Lo sucedido en los últimos 12
días en el mundo no ha sido normal. En
medio de la desolación por guerras que no acaban nunca, con una desigualdad
enorme entre los seres humanos, atrapados en un cambio climático de
consecuencias catastróficas que impulsa una emigración sin precedentes,
agravada por la crisis económica que provoca la hambruna que nunca nos deja, el
centro de atención de todos los medios de comunicación se ha desplazado de todo
ese horror a focalizarse en torno al cuerpo sin vida de una mujer de 96 años,
desde el momento que los médicos certificaron su muerte hasta que finalmente ha
sido enterrado en su castillo de Windsor.
Vaya por delante que me
encantan las ceremonias grandiosas y con liturgias bien organizadas,
preferentemente si puedo presenciarlas
sentado cómodamente. El cine, la ópera y las iglesias nos ofrecen ese tipo de
espectáculos que en Andalucía alcanzan
una brillantez excelsa en los desfiles procesionales de Semana Santa.
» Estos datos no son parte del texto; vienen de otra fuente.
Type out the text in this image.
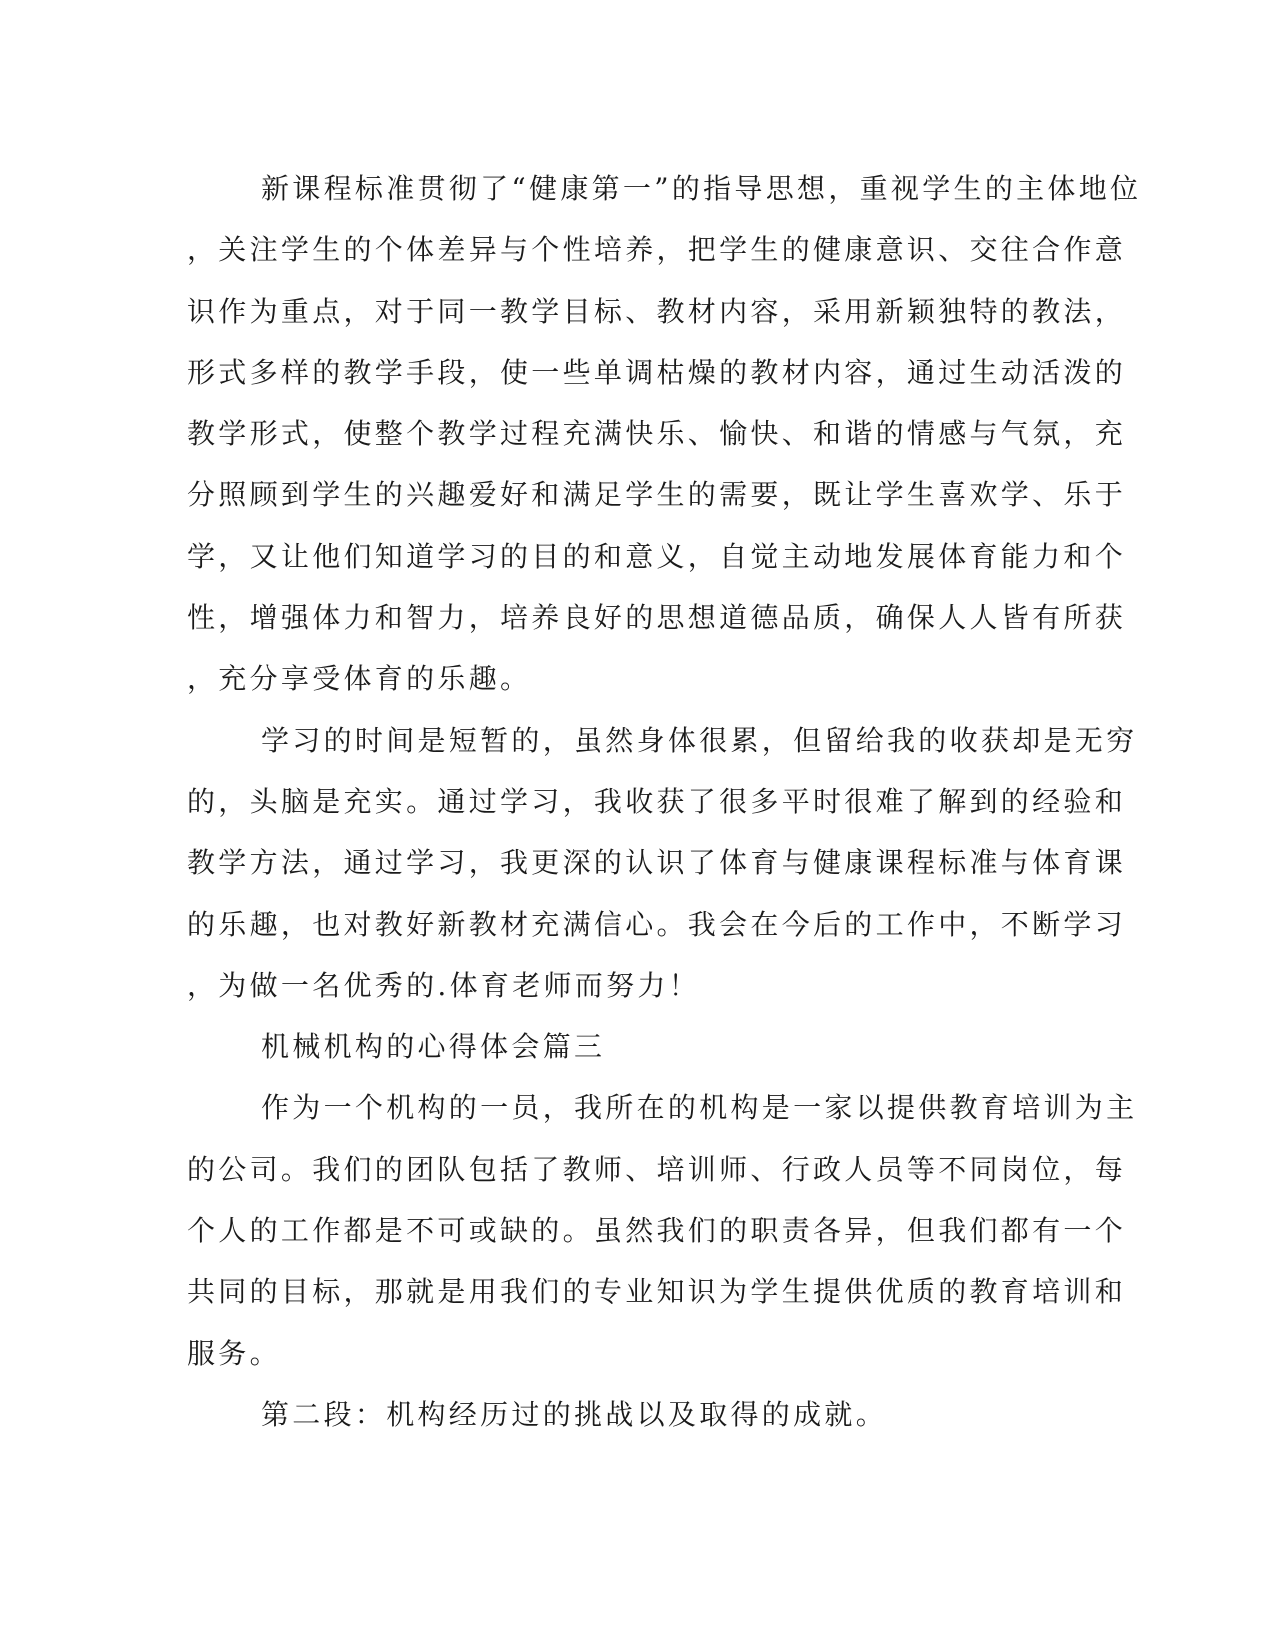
新课程标准贯彻了“健康第一”的指导思想，重视学生的主体地位
，关注学生的个体差异与个性培养，把学生的健康意识、交往合作意
识作为重点，对于同一教学目标、教材内容，采用新颖独特的教法，
形式多样的教学手段，使一些单调枯燥的教材内容，通过生动活泼的
教学形式，使整个教学过程充满快乐、愉快、和谐的情感与气氛，充
分照顾到学生的兴趣爱好和满足学生的需要，既让学生喜欢学、乐于
学，又让他们知道学习的目的和意义，自觉主动地发展体育能力和个
性，增强体力和智力，培养良好的思想道德品质，确保人人皆有所获
，充分享受体育的乐趣。
学习的时间是短暂的，虽然身体很累，但留给我的收获却是无穷
的，头脑是充实。通过学习，我收获了很多平时很难了解到的经验和
教学方法，通过学习，我更深的认识了体育与健康课程标准与体育课
的乐趣，也对教好新教材充满信心。我会在今后的工作中，不断学习
，为做一名优秀的.体育老师而努力！
机械机构的心得体会篇三
作为一个机构的一员，我所在的机构是一家以提供教育培训为主
的公司。我们的团队包括了教师、培训师、行政人员等不同岗位，每
个人的工作都是不可或缺的。虽然我们的职责各异，但我们都有一个
共同的目标，那就是用我们的专业知识为学生提供优质的教育培训和
服务。
第二段：机构经历过的挑战以及取得的成就。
Tuve el
gusto de acompañar en los noventa al director general de la Warner que quería ver las procesiones sevillanas y
quedó impresionado de la pompa y majestad de los desfiles, y mucho más cuando
comprendió que las obras de arte que se paseaban eran auténticas antigüedades y
que casi todos los participantes no sólo no cobraban sino que pagaban por
actuar. Sin embargo lo ocurrido estos
días tiene mucho más que ver con el poder
que siempre se ha arropado en la pompa ceremonial de sus apariciones
públicas para impresionarnos, para resultar atractivo pero distante , cercano
pero inalcanzable, para en definitiva tenernos asustados pero entretenidos y
casi contentos. Esto viene de antiguo y lo vemos representado en las
inscripciones faraónicas de hace miles de años, con desfiles del faraón casi
iguales que las que veíamos en el Vaticano hasta hace bien poco con el papa con
tiara y subido en una silla gestatoria.
Isabel II me caía bien porque
a mi madre le gustaba, creo que la consideraba como una hermana menor, y
porque para mí tenía mucho mérito
llevar el vestuario colorido que llevaba rematado con unos sombreros
increíbles, sin que le faltara nunca su bolso, claro que desde 1976 fui
consciente del proverbial mal gusto británico cuando en un bed&breakfast
nos pusieron unas sábanas moradas, consiguiendo superar la sensación que me
produjo tomar fish&chips envuelto en papel de periódico, de forma que
las letras del tabloide se imprimían en
los lomos del pescado. Siempre me admiró su capacidad de saber estar hierática guardando las distancias pero
permitiéndose alguna sonrisa para no parece un pasmarote. Ahora bien, no acabo
de entender el mérito que se le atribuye
como reina, cuando su papel constitucional público es meramente
simbólico, mientras que el que si era su responsabilidad, el de jefa de la
familia real, hay que reconocer que ha sido un fracaso. Yo creo que el
grandioso homenaje que se la ha tributado solo ha sido un pretexto para mayor
gloria de los vivos, como suele ocurrir en las pompas fúnebres.
Lo que hemos visto estos días
ha sido un conjunto de espectáculos diseñados en el siglo XIX, que se estrenaron
en 1901 para el entierro de la reina Victoria, que desarrolló las ideas de su
marido Alberto para acercar la corona al pueblo y para demostrar el poderío del
imperio británico. Luego con ligeras variaciones se ha ido perfeccionando en
los entierros reales habidos y en el singular dedicado a Winston Churchill que
como precio debe sufrir que pisoteen su tumba los soldados que portan los
féretros reales y en general todos los visitantes a la Abadía.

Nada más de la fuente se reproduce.